I like 2 coats of Z-5 followed by 2 coatsof Z-2, with final and periodic detailing with Z-6 (frequently needed with a black car!).

The Zkit-1 costs a bit more and has these plus some other stuff like clay bars if you're into that stuff. While I swear by the rest, I'm not sold on claybarring.


----------



## HotRodGuy (Jan 9, 2006)

I detail cars for a living, and not just the avg cars, mainly high line and exotics, I wouldn't ever put zaino on any of those cars. That said, yes I have used it, and i've used it many times, it protects great but the look is just bland to me.


My personal favorite right now and it's been my #1 for some time is P21S.


----------



## toyotatom (Nov 14, 2004)

HotRodGuy said:


> I detail cars for a living, and not just the avg cars, mainly high line and exotics, I wouldn't ever put zaino on any of those cars. That said, yes I have used it, and i've used it many times, it protects great but the look is just bland to me.
> 
> 
> My personal favorite right now and it's been my #1 for some time is P21S.


Your one of the first to mention P21S, how is the durabilty, ease of application and of course the shine


----------



## Jeffs386 (Nov 1, 2005)

DaveH said:


> Thanks for reminding me that I need to re-order!
> 
> I would suggest getting :
> ZFX
> ...


:agree 

Nothing but Zaino goes on my GTO
I first heard of it from a neighbor who ownes an Enzo,and a Bently and uses nothing but Zaino


----------



## b_a_betterperson (Feb 16, 2005)

Klasse All In One Red with a top coat of either Klasse Silver or Meguiars #7 Show Glaze. Less money, less work, better finish.


----------



## HotRodGuy (Jan 9, 2006)

toyotatom said:


> Your one of the first to mention P21S, how is the durabilty, ease of application and of course the shine



it's not the longest, it's a carnuba, but I get a good 2 months on it most the time. Shine is second to none, very deep, unreal on metallics.


----------



## HotRodGuy (Jan 9, 2006)

b_a_betterperson said:


> Klasse All In One Red with a top coat of either Klasse Silver or Meguiars #7 Show Glaze. Less money, less work, better finish.



I love AIO  been using the poorboys SSR polishes lately though, really enjoying those.


----------



## Jeffs386 (Nov 1, 2005)

heres mine with 3 coats of z-5 and 3 coats of z-2







[/IMG]


----------



## b_a_betterperson (Feb 16, 2005)

Jeff -- your car looks great. But I get the same with one coat of Klasse AIO and one coat of Meguiar's #7 Show Glaze.

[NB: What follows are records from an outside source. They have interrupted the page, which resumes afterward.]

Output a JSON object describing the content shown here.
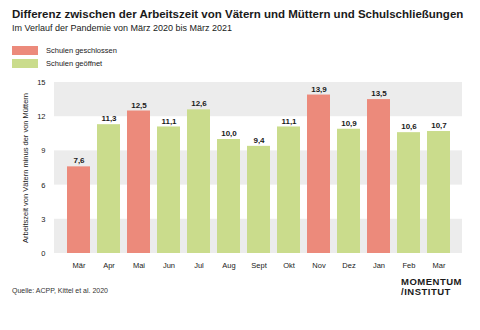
{
  "chart_data": {
    "type": "bar",
    "title": "Differenz zwischen der Arbeitszeit von Vätern und Müttern und Schulschließungen",
    "subtitle": "Im Verlauf der Pandemie von März 2020 bis März 2021",
    "y_label": "Arbeitszeit von Vätern minus der von Müttern",
    "categories": [
      "Mär",
      "Apr",
      "Mai",
      "Jun",
      "Jul",
      "Aug",
      "Sept",
      "Okt",
      "Nov",
      "Dez",
      "Jan",
      "Feb",
      "Mar"
    ],
    "series": [
      {
        "name": "Schulen geschlossen",
        "color": "#ec8a7b",
        "values": [
          7.6,
          null,
          12.5,
          null,
          null,
          null,
          null,
          null,
          13.9,
          null,
          13.5,
          null,
          null
        ],
        "value_labels": [
          "7,6",
          null,
          "12,5",
          null,
          null,
          null,
          null,
          null,
          "13,9",
          null,
          "13,5",
          null,
          null
        ]
      },
      {
        "name": "Schulen geöffnet",
        "color": "#cadc8c",
        "values": [
          null,
          11.3,
          null,
          11.1,
          12.6,
          10.0,
          9.4,
          11.1,
          null,
          10.9,
          null,
          10.6,
          10.7
        ],
        "value_labels": [
          null,
          "11,3",
          null,
          "11,1",
          "12,6",
          "10,0",
          "9,4",
          "11,1",
          null,
          "10,9",
          null,
          "10,6",
          "10,7"
        ]
      }
    ],
    "ylim": [
      0,
      15
    ],
    "yticks": [
      0,
      3,
      6,
      9,
      12,
      15
    ],
    "grid": true,
    "legend": "top-left",
    "data_labels": true,
    "source": "Quelle: ACPP, Kittel et al. 2020",
    "logo": [
      "MOMENTUM",
      "/INSTITUT"
    ]
  }
}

Seriously? The finish you've got blows away some of the cars I've seen where the owners are talking about a 10 layer wax job. Some of those Zaino guys really get into that stuff.


----------



## HotRodGuy (Jan 9, 2006)

I laugh real hard at guys who go out and put on 10 coats of zaino every month or every month and talk about how much better it makes it look. There is definate a point of diminishing returns w/ that product and it's well before 10 coats. on top of that, it lasts a long time, no need to reapply every month, let alone every month w/ multiple coats.



That said, Zaino protects great, but definately lacks in the looks dept to me


----------